Mr. Opare Hammond is thus asking the party to reconsider the decision and use dialogue to appeal to non-Ga aspirants instead of making it compulsory through directives.
“I think this is also another thing that they didn’t need to communicate it this way. They could have still implemented this decision in a different way. I think the party leadership should take a second look at all of these issues and possibly move them from the NEC to the highest decision-making body of the party after congress, that’s the National Council, to look at these issues and come out with something that will satisfy everybody”.
The party has come under intense criticism following newly adopted proposals ahead of its parliamentary primaries. One of such is the affirmative action that seeks to bar any male from contesting against the party’s female sitting MPs. Angry party supporters from across the country have described the decision as undemocratic and have protested peacefully to show their displeasure.
Political analysts have also cautioned that the move could affect the party’s chances in the 2016 elections. Others have also questioned the increased filing fees for parliamentary aspirants.

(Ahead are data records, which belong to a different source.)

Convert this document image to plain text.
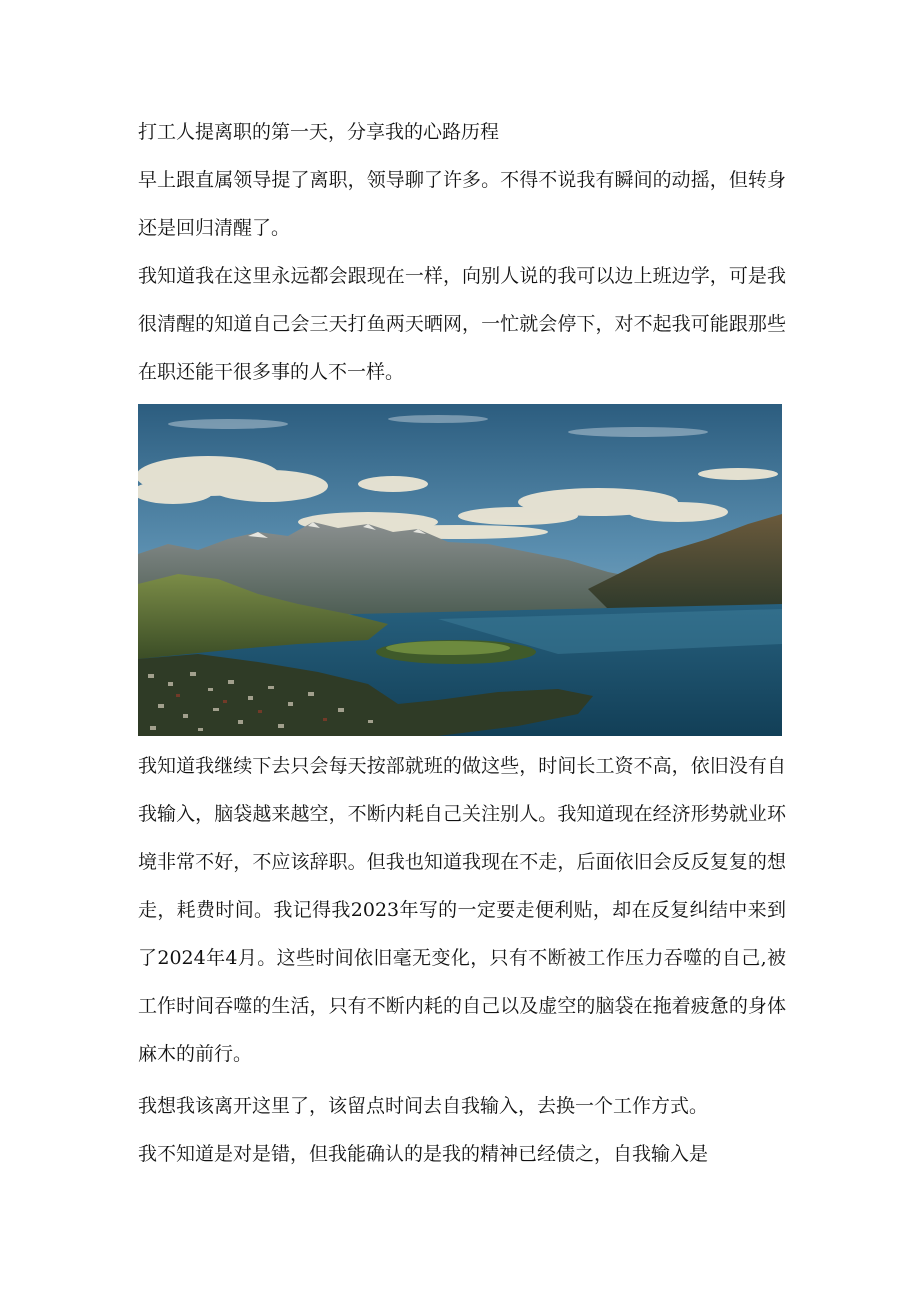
打工人提离职的第一天，分享我的心路历程
早上跟直属领导提了离职，领导聊了许多。不得不说我有瞬间的动摇，但转身还是回归清醒了。
我知道我在这里永远都会跟现在一样，向别人说的我可以边上班边学，可是我很清醒的知道自己会三天打鱼两天晒网，一忙就会停下，对不起我可能跟那些在职还能干很多事的人不一样。
我知道我继续下去只会每天按部就班的做这些，时间长工资不高，依旧没有自我输入，脑袋越来越空，不断内耗自己关注别人。我知道现在经济形势就业环境非常不好，不应该辞职。但我也知道我现在不走，后面依旧会反反复复的想走，耗费时间。我记得我2023年写的一定要走便利贴，却在反复纠结中来到了2024年4月。这些时间依旧毫无变化，只有不断被工作压力吞噬的自己,被工作时间吞噬的生活，只有不断内耗的自己以及虚空的脑袋在拖着疲惫的身体麻木的前行。
我想我该离开这里了，该留点时间去自我输入，去换一个工作方式。
我不知道是对是错，但我能确认的是我的精神已经债之，自我输入是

Filing fees for aspirants has been pegged at GH¢10,000 in constituencies not held by the party with those to challenge incumbent NPP MPs expected to pay GH¢20,000 more.
Women aspirants as well as youth and physically challenged members will be given a 50 per cent rebate.
But Dr. Opare Hammond says he has no problem with the new fees. He is of the view that individuals willing to contest should also see the need to contribute to the party financially.
On the affirmative action proposal, the former NPP Director of Finance told TV3’s Edward Kwabi that although he strongly supports any decision to encourage more women to go to Parliament, the approach being used by the party is inappropriate.
He is of the view that the party employs the use of dialogue to impress upon such aspirants to allow their female counterparts instead of making it compulsory through directives.
The party has set Sunday, May 24 for the parliamentary primaries. Nominations for the elections will open on Monday, March 30 and close on Friday, April 10.